Recently, the company moved to a new facility and has added painting and finishing to its capabilities. After a quiet year, the company expects the new services to boost its annual revenue to approximately $6 million. The total number of employees will surge from 24 currently to a predicted 53 by the end of 2013.

Downey Metal Products has always served general contractors and building owners in both the new and retrofit markets. With a paint and finish line, though, it will add other fabricators to its list of customers.

The work

The kind of project that is in the company's wheelhouse is highly decorative in nature or has a high degree of difficulty. (See sidebar on SCAD Museum project.) "It's something that requires craftsmanship and expertise that you wouldn't be able to find with more fabricators," says Downey.

When asked what gives Downey Metal Products the capability to take on such a project, Downey doesn't hesitate. "The people," he says. Many of them have been with the company for years. "It's hard to find people like this off the street," Downey says. "Most of the time you have to hire qualified fabricators and have them hone their skills to the product."

The SCAD Museum

One recent project Adairsville, Ga.-based Downey Metal Products took on was fabricating and installing shutters to run along the curtain wall of the Savannah College of Art and Design (SCAD) Museum in Savannah, Ga. "One of the problems was the size of the shutter," says John Downey, owner. "They were 11 feet wide by 18 feet tall and not something easily fabricated on-site or stick built." One solution was to break the shutters into quarters to facilitate handling, then stack them on-site to create the right size.

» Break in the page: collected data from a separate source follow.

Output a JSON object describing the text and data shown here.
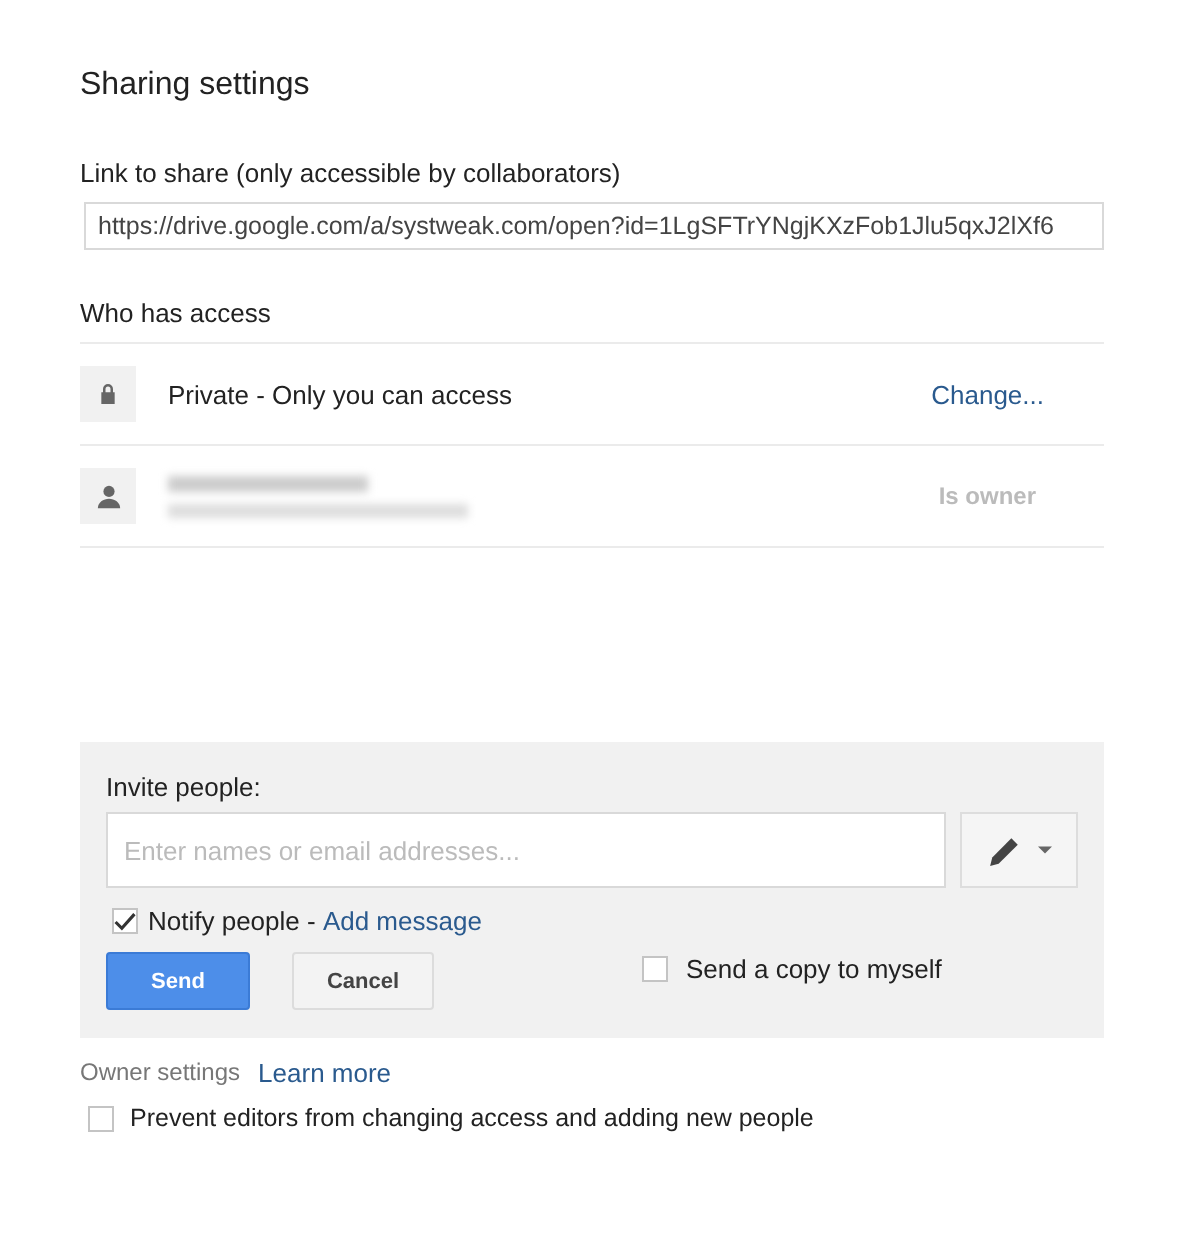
{
  "dialog": {
    "title": "Sharing settings"
  },
  "link": {
    "label": "Link to share (only accessible by collaborators)",
    "value": "https://drive.google.com/a/systweak.com/open?id=1LgSFTrYNgjKXzFob1Jlu5qxJ2lXf6"
  },
  "access": {
    "heading": "Who has access",
    "rows": [
      {
        "kind": "setting",
        "text": "Private - Only you can access",
        "action": "Change..."
      },
      {
        "kind": "person",
        "status": "Is owner"
      }
    ]
  },
  "invite": {
    "label": "Invite people:",
    "placeholder": "Enter names or email addresses...",
    "notify": {
      "checked": true,
      "label": "Notify people - ",
      "link": "Add message"
    },
    "buttons": [
      {
        "label": "Send",
        "kind": "primary"
      },
      {
        "label": "Cancel",
        "kind": "secondary"
      }
    ],
    "copy": {
      "checked": false,
      "label": "Send a copy to myself"
    }
  },
  "owner": {
    "label": "Owner settings",
    "link": "Learn more",
    "option": {
      "checked": false,
      "label": "Prevent editors from changing access and adding new people"
    }
  }
}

In the end, Downey Metal Products fabricated them out of 2- by 4-inch rectangular aluminum. Fabricators routed out the slots at a 15-degree angle to hold the slats, which were 1/4- by 2 1/2-inch rectangular bars. To the face of the slat bars, workers fastened ipe wood, a premium Brazilian hardwood, by countersinking the aluminum bar and screwing into the back of the wood. Ipe is so dense that every screw hole needed a pilot hole. "We had to calculate the expansion of the ipe and the aluminum, so we left a 32nd of an inch space at the end of each board," says Downey.

Once fabricated, each shutter weighed about 2,000 pounds. The installation was along a courtyard wall, which was also a high traffic area during construction as other trades moved in and out, so the shutters needed to be lifted over the building by a 33- ton boom truck.

The entire run of shutters was about 300 feet, and they were fastened to steel columns placed 11 feet on center. To account for the columns being out of plumb in either axis, Downey Metal Products fastened adjustable brackets to absorb the variances. The shutters attached to the brackets.

The final piece of difficulty to solve was managing the tight clearance between the back of the shutter and the curtainwall. To be able to fasten the shutters to the brackets, workers needed to be in that space, so the company designed custom scaffolding long enough to fit between the steel columns and narrow enough to work in the space between the shutters and the glass wall. And, of course, the shutters are hinged across the top to provide access for window washers after the installation was completed.